I filed a motion for reconsideration and then an appeal, losing them both. If the City Council had been held in higher esteem, it might have been possible to publicly shame them for their duplicity. But their actions were instead regarded as par for the course. CCAFSAN turned the page and soldiered on.
It was a familiar story. In 1989 the police department in Vineland, New Jersey had a poor relationship with the black community. The tinder box was ignited when a white officer shot and killed a 24-year-old black man who allegedly threatened police with a lead pipe. In response an estimated 200 people spilled into the downtown area throwing rocks and bottles into store windows. There were about 30 arrests. It appeared to me that this was in every way a protest, and on behalf of NCBL I sent a letter to the prosecutor requesting that he not pursue charges against those who were arrested. The letter was reported by the Associated Press and that news story was published in the New York Times among other places.
I also created a “know your rights” brochure that focused on encounters with police. I put a box of them in my car and drove through the streets of Vineland’s black neighborhoods distributing them to pedestrians. The handouts were eagerly received and led to a series of spontaneous street corner teach-ins.
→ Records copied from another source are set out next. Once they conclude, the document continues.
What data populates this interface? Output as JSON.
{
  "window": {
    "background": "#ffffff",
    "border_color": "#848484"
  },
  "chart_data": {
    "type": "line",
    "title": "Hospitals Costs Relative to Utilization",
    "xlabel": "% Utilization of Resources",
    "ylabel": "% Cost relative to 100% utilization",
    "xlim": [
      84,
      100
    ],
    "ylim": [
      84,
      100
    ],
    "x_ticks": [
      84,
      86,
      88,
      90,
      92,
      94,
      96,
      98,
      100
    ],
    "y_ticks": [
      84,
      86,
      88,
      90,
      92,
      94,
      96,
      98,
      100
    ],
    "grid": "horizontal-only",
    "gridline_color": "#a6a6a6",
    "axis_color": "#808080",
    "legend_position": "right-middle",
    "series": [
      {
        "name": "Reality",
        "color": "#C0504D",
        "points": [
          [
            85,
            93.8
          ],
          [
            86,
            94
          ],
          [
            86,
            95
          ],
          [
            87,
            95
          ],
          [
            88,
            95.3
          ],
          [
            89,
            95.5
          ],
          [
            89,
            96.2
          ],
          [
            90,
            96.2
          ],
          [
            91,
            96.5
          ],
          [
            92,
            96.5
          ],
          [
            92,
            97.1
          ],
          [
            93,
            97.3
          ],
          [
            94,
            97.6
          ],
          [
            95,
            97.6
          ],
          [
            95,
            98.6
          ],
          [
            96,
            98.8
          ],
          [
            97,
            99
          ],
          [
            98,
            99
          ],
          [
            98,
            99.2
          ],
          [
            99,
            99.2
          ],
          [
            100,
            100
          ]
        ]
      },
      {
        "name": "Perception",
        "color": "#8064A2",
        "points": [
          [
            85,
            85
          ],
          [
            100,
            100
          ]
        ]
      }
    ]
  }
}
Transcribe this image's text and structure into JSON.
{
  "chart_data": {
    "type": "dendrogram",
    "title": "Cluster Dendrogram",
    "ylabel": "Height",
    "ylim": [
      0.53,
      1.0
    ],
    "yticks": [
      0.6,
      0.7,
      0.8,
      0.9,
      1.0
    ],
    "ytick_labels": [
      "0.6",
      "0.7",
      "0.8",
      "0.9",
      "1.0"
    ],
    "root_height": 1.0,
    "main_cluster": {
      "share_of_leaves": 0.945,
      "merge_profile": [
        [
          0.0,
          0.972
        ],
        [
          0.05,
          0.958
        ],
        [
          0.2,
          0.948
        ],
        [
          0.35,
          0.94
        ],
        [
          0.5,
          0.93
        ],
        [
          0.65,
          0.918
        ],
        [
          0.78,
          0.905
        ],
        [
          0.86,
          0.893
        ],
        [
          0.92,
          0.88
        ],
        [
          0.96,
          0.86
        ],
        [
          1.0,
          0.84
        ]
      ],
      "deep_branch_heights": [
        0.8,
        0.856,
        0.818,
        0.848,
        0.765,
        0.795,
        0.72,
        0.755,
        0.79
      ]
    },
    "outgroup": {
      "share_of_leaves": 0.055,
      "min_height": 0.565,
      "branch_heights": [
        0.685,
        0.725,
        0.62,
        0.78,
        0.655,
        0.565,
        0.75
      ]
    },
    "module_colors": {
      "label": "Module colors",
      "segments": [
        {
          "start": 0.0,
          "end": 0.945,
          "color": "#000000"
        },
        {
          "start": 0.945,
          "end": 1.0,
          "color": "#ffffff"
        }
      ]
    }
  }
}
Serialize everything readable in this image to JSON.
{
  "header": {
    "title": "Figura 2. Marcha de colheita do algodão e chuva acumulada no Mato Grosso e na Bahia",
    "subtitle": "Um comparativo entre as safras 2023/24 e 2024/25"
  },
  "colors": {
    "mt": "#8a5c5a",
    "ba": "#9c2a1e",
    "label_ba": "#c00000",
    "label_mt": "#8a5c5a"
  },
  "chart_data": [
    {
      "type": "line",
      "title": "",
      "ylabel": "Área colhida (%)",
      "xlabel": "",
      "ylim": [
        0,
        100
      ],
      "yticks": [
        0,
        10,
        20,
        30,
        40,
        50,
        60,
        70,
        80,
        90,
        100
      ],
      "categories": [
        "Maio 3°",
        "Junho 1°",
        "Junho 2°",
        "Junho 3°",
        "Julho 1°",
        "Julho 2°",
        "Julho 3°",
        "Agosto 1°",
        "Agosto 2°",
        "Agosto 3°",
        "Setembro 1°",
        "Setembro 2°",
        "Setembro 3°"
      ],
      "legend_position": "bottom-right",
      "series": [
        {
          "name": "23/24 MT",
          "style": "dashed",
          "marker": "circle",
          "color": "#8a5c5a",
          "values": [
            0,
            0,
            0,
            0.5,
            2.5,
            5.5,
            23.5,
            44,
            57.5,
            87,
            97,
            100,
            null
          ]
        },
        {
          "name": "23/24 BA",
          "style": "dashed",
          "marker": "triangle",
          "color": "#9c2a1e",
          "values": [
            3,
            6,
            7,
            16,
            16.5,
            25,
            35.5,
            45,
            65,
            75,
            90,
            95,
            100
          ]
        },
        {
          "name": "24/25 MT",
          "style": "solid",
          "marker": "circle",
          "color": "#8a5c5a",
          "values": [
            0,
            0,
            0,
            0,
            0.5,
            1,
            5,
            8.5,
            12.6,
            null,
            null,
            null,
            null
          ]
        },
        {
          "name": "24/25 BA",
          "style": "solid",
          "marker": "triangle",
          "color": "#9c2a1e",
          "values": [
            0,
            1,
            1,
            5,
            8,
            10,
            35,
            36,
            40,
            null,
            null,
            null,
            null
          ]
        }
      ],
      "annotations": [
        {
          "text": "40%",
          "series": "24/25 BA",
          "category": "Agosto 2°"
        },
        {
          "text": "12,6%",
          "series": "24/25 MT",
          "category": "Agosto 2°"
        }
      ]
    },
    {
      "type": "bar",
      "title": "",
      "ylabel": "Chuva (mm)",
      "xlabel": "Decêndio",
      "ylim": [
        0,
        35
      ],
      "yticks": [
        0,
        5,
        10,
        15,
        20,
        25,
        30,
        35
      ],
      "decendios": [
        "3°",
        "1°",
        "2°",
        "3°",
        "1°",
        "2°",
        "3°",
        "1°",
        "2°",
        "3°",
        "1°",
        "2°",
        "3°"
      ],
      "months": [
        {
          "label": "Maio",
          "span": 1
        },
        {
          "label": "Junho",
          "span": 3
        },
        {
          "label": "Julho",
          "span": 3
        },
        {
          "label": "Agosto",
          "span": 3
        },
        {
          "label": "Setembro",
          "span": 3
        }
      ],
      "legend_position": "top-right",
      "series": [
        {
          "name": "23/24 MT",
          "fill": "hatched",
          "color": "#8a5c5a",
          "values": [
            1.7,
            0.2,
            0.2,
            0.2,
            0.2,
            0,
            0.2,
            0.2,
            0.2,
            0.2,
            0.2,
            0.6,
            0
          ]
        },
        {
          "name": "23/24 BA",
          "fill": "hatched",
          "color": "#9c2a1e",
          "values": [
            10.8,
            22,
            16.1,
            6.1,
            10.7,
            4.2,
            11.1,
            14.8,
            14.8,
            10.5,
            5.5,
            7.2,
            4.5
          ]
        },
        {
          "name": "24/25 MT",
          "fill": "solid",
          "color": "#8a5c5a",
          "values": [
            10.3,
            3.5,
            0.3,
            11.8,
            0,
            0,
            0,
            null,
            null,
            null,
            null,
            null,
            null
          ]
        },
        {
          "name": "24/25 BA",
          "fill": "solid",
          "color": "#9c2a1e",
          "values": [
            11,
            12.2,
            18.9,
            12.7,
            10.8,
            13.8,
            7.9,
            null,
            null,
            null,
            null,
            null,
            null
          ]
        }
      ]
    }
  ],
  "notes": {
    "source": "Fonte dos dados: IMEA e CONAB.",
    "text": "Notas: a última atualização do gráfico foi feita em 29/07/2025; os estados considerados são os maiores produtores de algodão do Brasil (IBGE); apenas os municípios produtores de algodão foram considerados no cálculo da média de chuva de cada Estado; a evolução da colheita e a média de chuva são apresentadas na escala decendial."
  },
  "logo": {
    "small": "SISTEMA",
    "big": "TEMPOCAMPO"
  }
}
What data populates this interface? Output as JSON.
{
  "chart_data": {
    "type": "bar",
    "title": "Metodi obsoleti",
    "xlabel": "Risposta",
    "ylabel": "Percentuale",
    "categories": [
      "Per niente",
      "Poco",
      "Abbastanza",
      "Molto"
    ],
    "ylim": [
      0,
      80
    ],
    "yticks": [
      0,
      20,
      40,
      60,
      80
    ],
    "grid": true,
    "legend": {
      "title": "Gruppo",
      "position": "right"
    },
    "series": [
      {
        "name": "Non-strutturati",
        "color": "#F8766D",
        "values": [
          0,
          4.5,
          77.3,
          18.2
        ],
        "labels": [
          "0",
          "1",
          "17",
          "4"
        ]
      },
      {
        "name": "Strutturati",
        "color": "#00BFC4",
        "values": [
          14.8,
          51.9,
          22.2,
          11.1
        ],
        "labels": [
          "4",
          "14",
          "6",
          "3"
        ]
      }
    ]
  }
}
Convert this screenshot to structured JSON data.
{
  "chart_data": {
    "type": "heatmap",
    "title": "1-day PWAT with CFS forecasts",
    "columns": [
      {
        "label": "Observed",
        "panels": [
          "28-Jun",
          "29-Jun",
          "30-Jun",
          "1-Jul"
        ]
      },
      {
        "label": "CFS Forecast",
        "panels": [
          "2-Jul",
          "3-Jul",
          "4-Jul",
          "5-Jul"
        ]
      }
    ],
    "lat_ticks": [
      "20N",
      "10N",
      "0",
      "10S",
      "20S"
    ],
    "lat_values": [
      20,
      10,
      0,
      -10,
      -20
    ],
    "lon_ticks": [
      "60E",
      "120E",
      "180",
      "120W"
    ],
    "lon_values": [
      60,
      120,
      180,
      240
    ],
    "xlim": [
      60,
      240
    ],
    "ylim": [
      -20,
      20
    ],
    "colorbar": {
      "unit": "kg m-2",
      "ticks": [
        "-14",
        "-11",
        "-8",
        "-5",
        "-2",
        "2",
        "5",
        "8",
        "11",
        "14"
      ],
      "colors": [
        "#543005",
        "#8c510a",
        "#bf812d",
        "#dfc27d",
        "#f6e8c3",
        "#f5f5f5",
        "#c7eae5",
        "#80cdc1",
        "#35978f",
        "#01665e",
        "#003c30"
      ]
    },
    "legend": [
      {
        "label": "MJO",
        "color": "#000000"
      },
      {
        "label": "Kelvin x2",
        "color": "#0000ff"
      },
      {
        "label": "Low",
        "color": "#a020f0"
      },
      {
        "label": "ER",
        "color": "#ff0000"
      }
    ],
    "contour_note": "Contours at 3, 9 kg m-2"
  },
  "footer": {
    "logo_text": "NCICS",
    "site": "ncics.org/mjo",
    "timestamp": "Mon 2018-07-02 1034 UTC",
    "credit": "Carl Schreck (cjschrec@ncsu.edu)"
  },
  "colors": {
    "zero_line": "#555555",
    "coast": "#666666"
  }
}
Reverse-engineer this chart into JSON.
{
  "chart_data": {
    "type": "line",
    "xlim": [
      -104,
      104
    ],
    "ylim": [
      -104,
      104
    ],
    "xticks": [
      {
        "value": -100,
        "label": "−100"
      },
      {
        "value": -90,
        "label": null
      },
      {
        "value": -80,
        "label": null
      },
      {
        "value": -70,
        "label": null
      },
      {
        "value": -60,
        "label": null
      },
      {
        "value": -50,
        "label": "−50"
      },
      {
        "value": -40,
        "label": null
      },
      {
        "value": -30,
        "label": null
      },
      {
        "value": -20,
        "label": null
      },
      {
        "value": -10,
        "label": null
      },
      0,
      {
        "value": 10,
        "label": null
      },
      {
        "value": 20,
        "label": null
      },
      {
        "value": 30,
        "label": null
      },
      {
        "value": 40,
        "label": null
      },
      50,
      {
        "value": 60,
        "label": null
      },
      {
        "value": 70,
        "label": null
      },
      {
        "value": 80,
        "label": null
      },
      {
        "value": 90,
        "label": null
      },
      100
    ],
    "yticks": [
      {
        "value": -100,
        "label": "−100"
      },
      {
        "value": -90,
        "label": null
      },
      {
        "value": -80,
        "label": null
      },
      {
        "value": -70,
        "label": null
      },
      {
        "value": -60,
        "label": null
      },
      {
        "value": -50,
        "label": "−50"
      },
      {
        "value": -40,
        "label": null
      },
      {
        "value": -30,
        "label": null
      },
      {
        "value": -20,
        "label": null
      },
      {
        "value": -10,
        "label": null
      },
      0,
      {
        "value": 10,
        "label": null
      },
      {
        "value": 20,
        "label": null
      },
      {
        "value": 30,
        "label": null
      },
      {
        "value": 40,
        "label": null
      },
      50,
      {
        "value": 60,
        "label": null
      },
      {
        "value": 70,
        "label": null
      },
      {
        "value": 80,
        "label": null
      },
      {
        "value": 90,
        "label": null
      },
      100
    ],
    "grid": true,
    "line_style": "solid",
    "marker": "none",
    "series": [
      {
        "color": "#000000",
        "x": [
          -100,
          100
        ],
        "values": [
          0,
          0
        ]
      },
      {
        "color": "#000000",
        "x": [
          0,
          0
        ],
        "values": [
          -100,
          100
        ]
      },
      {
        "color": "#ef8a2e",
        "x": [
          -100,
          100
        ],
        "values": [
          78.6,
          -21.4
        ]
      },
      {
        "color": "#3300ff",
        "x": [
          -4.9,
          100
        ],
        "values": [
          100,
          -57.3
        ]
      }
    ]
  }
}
The exposure also brought me into contact with a developmentally disabled black man who claimed that Vineland police were routinely harassing and humiliating him. I provided him with advice about how to navigate those encounters.
Millville Klan Rally
In 1989, the Ku Klux Klan applied for a permit to rally in Millville, New Jersey. Citing public safety concerns the city denied the request, whereupon the Klan sued with the assistance of the ACLU. Publicity about the event captured my attention and I drafted and filed an amicus brief on behalf of NCBL that sided with the city and advanced arguments about the legitimacy of limiting hate speech. Although the brief was reported in one of the local newspapers, I received little direct feedback. I do recall however that when I spoke with the ACLU’s attorney, his facial expression betrayed a combination of bewilderment, shock and disgust all at the same time. This was to be the first of a couple of run-ins with the ACLU over the hate speech issue.
The Klan won its lawsuit and was granted a permit to rally, but things did not go well for the hooded hooligans. Crowds of Millville’s white citizens turned out armed with mud balls that they aimed at the handful of assembled Klansmen, who in turn gathered up their sheets and ran out of town. It was a delightful case of unexpected street justice.
There were a variety of other projects I undertook during that period. I wrote amicus briefs in a case concerning low income housing. I made arguments on behalf of tenants of a poorly-run rural public housing complex at a housing authority meeting. I organized a bike-a- thon called “30 Miles Against Apartheid” to raise money for the ANC. I pushed for the prosecution and conviction of teen-aged skinheads who beat a 15-year-old black Puerto Rican boy within an inch of his life. There was more, but the point is that it is possible to do a great deal in NCBL’s name. It just takes a little creativity, and a willingness to just “do it” as the Nike people say. There are many veteran NCBL members who at some time or another have done comparable work, and all are no doubt willing to offer advice. But it is most important not to feel constrained by methods, strategies and tactics used in the past. Progress is the fruit of innovation.